Pada tanggal 26 Desember, saya bersama dengan rekan-rekan guru beserta pengurus yayasan mengadakan Family Gathering ke Jogja, Borobudur,Prambanan dan juga Wisata Volcano Merapi.
Ketika di Candi Borobudur, saya begitu menikmati pemandangan yang ada disana. Hati pun terasa tentaram. Di Prambanan, ketika saya memasuki candi yang berisi patung wanita besar, saya seketika melihat terdapat bungan seperti bekas sesajen,masih segar juga.
Namun, tubuh saya tiba-tiba saja seperti ada yang mendorong dengan begitu keras untuk memaksa saya keluar dari area itu. saya pun tetap bertahan untuk tidak keluar, namun tiba-tiba saja saya menjadi sesak dan tidak dapat bernafas. Leher saya serasa dicekik.
Dalam hati saya berbicara, Maaf, saya akan keluar.
Namun, setelah saya keluar dari area tersebut, kepala saya terasa pening dan berat. Tanggal 27 Desember, saya dan semua rekan saya pun berangkat menuju wisata Volcano Merapi. Sebenarnya ketika kami tiba didesa ini, terasa sangat adem dan pada saat itu telah zuhur.
Kami pun melaksanakan sholat berjamaah di mushola. Entah kenapa setelah melakukan sholat, rasanya tidak ingin melanjutkan perjalanan menggunakan mobil Jeep. Ada rasa ragu, namun dipaksa untuk ikut saya pun dengan berat hati ikut dengan mereka. Dari radius beberapa meter perjalanan saya masih bisa menikmati pemandangan yang berlatarkan perkampungan. Namun setelah sedikit lebih jauh kedalam, saya merasakan perasaan sedih yang tidak bisa saya tahan. Pada saat itu posisi saya sedang berada di samping driver.
Entah kenapa rasa sedih ini makin membucah dan membuat saya menangis. Dalam penglihatan saya, saya melihat dan mendengar suara-suara berderak seperti rumah yang roboh. Suara-suara panik orang berlarian, suara hewan ternak yang kesakitan. Banyak debu berterbangan, panas dan pekat. Selama jeep berjalan selama itu juga saya terus menangis karena tidak kuat melihat situasi yang terjadi kala itu.
Tidak terasa, rombongan kami telah sampai saja ke Rumah juru kunci merapi, Mbah Marijan. Kembali merasa sungkan ketika ingin memasuki area dari rumah Mbah tersebut. Namun, karena saya dipaksa dengan santai saya pun masuk ke rumah Mbah tersebut.

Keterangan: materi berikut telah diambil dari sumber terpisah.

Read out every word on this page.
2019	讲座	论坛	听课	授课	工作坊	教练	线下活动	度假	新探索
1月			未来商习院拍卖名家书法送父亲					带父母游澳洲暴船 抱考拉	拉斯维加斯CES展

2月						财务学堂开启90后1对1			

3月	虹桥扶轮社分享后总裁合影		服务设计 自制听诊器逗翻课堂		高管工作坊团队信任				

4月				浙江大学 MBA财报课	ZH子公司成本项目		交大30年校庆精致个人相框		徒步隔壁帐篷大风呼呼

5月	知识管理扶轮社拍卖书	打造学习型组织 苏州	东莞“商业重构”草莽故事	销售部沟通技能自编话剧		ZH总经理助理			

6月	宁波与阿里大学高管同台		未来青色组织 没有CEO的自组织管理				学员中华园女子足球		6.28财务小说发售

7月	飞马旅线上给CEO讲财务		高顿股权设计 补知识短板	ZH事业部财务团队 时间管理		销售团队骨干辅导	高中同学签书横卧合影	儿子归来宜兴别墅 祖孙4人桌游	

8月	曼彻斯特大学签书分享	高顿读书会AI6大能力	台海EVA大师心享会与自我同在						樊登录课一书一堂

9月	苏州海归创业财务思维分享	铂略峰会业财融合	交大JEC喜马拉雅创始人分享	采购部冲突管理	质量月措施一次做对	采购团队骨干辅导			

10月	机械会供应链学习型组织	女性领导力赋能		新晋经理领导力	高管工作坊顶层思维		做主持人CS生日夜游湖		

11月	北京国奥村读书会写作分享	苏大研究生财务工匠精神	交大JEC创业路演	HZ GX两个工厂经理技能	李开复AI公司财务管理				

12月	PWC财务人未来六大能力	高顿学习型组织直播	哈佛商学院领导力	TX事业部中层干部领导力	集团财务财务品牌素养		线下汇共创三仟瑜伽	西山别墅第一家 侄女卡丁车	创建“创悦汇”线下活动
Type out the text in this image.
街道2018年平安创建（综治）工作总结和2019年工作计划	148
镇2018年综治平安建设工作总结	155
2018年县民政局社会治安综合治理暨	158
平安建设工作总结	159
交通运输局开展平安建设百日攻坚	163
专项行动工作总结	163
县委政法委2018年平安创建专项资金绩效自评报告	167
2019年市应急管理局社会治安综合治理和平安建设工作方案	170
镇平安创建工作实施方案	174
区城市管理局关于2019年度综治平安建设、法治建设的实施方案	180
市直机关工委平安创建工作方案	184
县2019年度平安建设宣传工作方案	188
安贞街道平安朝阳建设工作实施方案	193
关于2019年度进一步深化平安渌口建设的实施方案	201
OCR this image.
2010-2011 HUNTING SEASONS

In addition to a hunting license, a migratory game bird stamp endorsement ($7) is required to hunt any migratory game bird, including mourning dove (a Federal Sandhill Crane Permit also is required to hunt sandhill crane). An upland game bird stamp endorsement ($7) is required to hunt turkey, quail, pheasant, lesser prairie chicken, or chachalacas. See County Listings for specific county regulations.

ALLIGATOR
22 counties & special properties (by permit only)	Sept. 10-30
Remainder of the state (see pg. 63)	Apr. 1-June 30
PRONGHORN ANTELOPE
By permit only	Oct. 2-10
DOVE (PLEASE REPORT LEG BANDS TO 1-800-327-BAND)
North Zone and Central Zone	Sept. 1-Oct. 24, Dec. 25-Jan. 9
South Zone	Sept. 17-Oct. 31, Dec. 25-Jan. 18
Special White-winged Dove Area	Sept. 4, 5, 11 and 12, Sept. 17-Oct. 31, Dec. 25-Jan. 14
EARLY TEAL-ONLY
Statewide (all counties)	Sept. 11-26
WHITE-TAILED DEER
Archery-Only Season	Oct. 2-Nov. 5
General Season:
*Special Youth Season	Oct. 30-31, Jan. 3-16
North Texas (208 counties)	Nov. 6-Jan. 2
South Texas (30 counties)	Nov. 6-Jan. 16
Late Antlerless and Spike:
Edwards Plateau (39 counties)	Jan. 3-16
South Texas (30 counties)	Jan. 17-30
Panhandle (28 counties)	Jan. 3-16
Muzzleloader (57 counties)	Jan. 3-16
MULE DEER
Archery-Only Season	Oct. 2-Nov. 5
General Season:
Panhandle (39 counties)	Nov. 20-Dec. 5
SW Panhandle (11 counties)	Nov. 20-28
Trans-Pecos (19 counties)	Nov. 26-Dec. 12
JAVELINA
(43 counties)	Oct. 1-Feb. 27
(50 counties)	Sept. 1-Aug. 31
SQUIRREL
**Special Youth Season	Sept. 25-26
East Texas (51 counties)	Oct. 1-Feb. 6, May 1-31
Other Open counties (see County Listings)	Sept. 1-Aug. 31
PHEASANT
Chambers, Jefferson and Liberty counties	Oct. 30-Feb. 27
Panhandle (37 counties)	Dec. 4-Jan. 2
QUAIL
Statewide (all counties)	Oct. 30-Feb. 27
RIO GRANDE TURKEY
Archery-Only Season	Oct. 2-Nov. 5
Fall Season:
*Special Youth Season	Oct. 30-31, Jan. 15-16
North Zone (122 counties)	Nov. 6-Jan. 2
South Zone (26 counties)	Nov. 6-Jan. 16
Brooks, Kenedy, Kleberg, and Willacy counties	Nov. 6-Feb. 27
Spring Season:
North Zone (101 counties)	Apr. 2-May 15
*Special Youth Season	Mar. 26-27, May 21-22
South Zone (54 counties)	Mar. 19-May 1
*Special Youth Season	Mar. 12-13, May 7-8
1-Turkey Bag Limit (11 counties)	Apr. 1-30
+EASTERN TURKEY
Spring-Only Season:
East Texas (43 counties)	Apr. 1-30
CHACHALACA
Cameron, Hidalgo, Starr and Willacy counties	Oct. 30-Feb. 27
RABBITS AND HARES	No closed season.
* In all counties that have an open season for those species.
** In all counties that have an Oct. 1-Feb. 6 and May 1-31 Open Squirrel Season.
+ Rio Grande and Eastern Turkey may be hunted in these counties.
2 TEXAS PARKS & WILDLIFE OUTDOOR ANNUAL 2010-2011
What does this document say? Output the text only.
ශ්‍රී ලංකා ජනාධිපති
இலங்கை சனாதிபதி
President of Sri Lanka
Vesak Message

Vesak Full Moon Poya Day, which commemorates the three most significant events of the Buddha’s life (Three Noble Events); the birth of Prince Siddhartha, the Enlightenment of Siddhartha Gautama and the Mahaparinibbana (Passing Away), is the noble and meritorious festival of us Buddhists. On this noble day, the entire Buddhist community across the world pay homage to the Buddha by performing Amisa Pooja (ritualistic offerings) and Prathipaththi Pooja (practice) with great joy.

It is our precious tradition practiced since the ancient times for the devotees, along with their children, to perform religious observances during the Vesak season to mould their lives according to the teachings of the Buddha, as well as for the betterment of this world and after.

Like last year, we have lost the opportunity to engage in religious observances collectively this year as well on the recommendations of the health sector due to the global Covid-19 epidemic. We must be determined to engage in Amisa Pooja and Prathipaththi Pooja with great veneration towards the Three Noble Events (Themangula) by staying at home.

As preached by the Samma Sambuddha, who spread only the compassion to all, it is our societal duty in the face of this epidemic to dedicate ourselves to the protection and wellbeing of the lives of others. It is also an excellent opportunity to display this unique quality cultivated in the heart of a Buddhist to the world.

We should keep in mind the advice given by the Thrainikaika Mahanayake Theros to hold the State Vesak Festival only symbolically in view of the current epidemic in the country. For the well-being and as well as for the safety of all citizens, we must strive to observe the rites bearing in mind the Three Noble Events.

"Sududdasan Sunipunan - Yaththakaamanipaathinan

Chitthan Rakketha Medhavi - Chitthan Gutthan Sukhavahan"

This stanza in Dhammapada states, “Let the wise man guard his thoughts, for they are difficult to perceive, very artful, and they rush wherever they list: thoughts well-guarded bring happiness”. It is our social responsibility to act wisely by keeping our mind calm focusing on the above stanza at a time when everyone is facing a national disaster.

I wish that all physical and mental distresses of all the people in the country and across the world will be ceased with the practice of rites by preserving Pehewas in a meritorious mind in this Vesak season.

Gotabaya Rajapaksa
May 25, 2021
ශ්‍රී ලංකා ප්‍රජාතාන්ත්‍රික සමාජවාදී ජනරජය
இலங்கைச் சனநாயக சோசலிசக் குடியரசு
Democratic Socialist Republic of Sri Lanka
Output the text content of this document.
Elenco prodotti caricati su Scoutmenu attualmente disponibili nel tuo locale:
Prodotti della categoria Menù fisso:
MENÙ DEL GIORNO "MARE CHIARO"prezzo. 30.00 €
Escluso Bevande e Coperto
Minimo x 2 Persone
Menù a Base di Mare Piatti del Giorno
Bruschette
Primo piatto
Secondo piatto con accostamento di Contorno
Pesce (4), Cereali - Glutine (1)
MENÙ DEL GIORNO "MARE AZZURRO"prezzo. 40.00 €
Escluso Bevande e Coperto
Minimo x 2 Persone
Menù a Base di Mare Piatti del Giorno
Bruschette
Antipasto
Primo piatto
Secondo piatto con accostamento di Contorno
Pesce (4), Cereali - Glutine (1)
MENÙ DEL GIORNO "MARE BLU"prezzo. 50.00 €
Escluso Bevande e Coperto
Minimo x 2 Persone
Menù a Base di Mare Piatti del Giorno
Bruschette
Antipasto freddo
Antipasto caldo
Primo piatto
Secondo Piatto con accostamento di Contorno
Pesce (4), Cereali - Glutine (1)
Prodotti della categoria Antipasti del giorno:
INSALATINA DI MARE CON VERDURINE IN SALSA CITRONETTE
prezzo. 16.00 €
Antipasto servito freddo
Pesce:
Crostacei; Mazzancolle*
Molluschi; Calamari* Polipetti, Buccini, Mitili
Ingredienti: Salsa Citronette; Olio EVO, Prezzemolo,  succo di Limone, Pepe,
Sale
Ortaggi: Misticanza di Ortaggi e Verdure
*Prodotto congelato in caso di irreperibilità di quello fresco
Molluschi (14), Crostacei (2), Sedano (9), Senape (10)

Pada saat itu, situasi sedang ramai dikunjungi oleh para wisatawan dan tiba-tiba saja saya melihat ada sosok orang tua yang mengenakan kacamata dengan menggunakan baju beskap dan bawahan jarit tersenyum ke arah saya. Entah megnapa di saat para wisatawan sedang menikmati dengan berfoto-foto dna menunjukkan raut senang, saya kembali menangis. Saya benar-benar tidak bisa menahan air mata saya ketika si mbah tersebut bercerita mengapa alsan dia tidak menyelamatkan dirinya ketika terjadi erupsi di Merapi pada waktu itu.
Si mbah pun berkata, apapun yang akan terjadi, saya tidak akan pernah untuk meninggalkan tempat. Saya lahir disini dan akan mati disini. Ini sudah menjadi tanggung jawab saya untuk menjaga Merapi, biar yang lainnya bisa menyelamatkan diri dna apa kata orang nanti bila saya lari menyelamatkan diri. Banyak juga orang yang ingin bertahan disini, karena ini merupakan tanah kelahiran mereka sendiri.
Jika saya lari dan kemudian menyelamatkan diri saya, saya sangat malu untuk menghadap Sri Sultan. Ini sudah menjadi takdir bagi Mbah menjadi seperti ini. Mbah sangat ikhlas. Makin kencanglah tangisan saya ketika mendengar apa yang dijelaskan oleh Mba. Beliau benar-benar sangat beramanah dan tidak ingin mementingkan pribadinya sendiri. Rombongan yang lainnya masih menikmati waktu wisata tersebut, saya dengan memohon dan tangis saya belum juga berhenti, saya pun meminta driver jeep untuk segera mengantar saya ke base camp jeep, karena saya sudah tidak kuat lagi dan tidak tahan lagi untuk melihat semua kenyataan yang terjadi ketika saat terjadi erupsi dan abu vulkanik yang biasa mereka sebut dengan wedus gembel yang menyerang pemukiman.